Simon Crosby, CTO of Citrix’s Virtualization Management group, contacted me after reading the post, Citrix versus the Xen community, to clear up some misconceptions that he thought were the basis of my post. After reading his message, it's clear that what he had to say was very persuasive. Thanks Simon for taking the time to drop me a note.
Here are a few snippets from Simon's message:
"We are entirely comfortable competing with other vendors around the Xen hypervisor, but at the same time, I will (and often do) promote *any* Xen vendor's success or gains in market share at the expense of VMware. Indeed on several occasions I have recommended Virtual Iron's product to customers who wanted an implementation method that we don't support in XenServer. I am delighted to say that I have never recommended that anyone purchase VMware.
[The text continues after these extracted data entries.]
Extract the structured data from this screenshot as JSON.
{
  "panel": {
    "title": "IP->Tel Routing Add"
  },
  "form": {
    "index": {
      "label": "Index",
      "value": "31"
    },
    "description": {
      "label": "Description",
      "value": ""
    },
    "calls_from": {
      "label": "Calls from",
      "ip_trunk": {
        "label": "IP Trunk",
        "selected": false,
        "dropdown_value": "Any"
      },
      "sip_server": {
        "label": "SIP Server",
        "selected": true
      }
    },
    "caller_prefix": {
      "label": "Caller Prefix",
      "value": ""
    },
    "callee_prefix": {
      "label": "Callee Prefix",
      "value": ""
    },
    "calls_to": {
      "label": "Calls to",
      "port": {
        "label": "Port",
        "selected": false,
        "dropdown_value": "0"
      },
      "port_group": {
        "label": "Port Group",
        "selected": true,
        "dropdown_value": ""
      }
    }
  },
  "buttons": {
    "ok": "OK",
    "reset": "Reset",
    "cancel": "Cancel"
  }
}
However, when I am asked specifically why XenServer is better than other Xen product implementations, I am extremely comfortable making the case as to why our product is better than others out there. I passionately believe that XenServer is the industry's leading virtualization platform in ease of use, price and performance. At the same time I recognize also that there are numerous legitimate implementations of the Xen hypervisor out there. Xen is an engine. There will be numerous cars. XenServer aims to be a Lexus. There will be Rolls Royces and Skodas too.
To be clear, your implication that there is some strange Citrix vs Xen thing going on is unfair. We invest over $10M per year in open source Xen, probably a hundred times what Virtual Iron does, and probably more than any other vendor in the community."
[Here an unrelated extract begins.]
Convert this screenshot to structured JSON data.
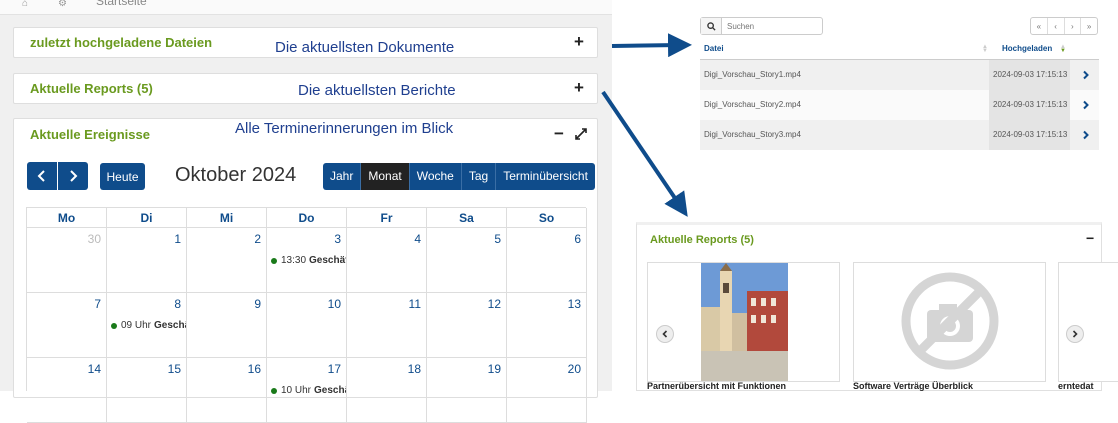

My responseSimon and I have enjoyed jousting back and forth over market dynamics, technology and customer requirements for quite some time. I highly respect his opinions and am grateful that his message was direct and forceful. He can't help it. That's just his nature.
It is clear from what I read that Citrix's focus on coopetition is based upon an effort to push the envelope and to improve the Xen technology that everyone is using. The focus isn't on pushing others out of the market. Although it would be possible to look at the Xen open source repository to determine who has been the most active, who has created the most modules or whose modules have become part of the software that's being used today, I haven't done that. It does appear, however, that Citrix is investing heavily in improving the code.
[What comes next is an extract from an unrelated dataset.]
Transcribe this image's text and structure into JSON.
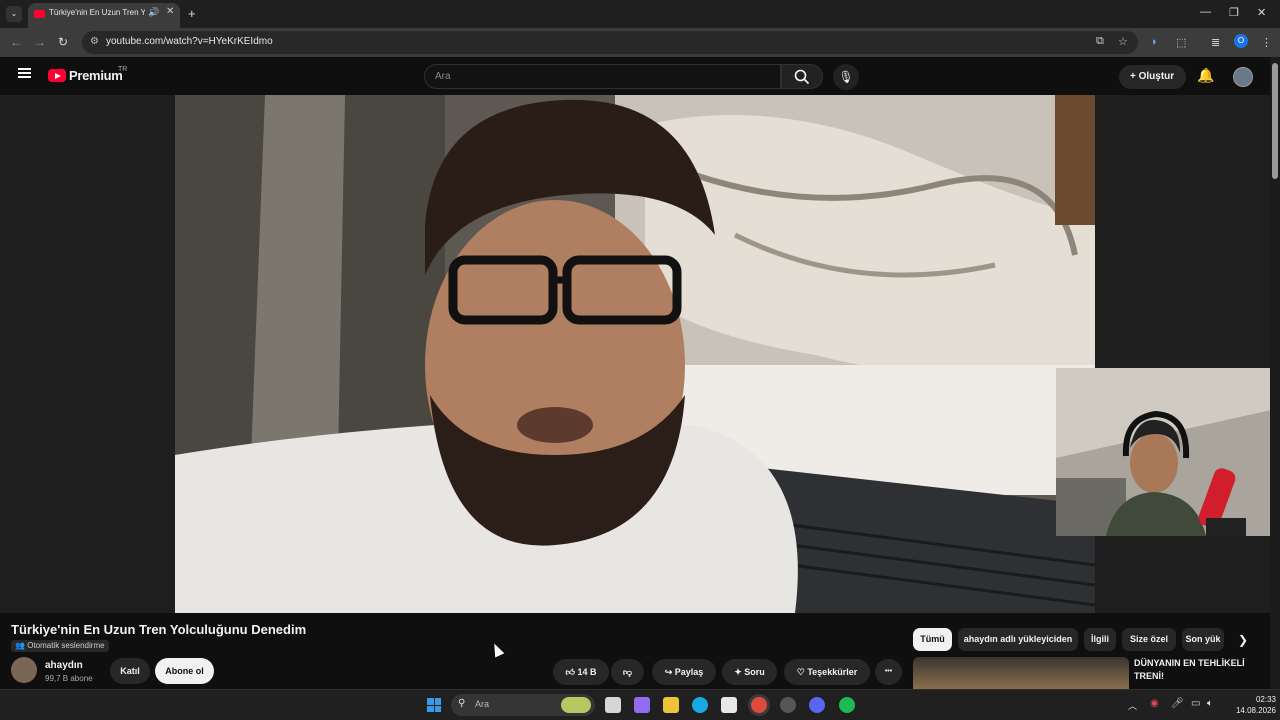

It's good to hear that Simon has recommended the work of others when the situation required it. That's being a good member of the community. It's also good to read how enthusiastic he is about his team, the products he's bringing to market and how Citrix is trying to provide solid technological solutions to the market.
I'm thankful to be given the other side of the story. Does this information change your mind about the dynamics of the Xen community? It helped me see things in a new light.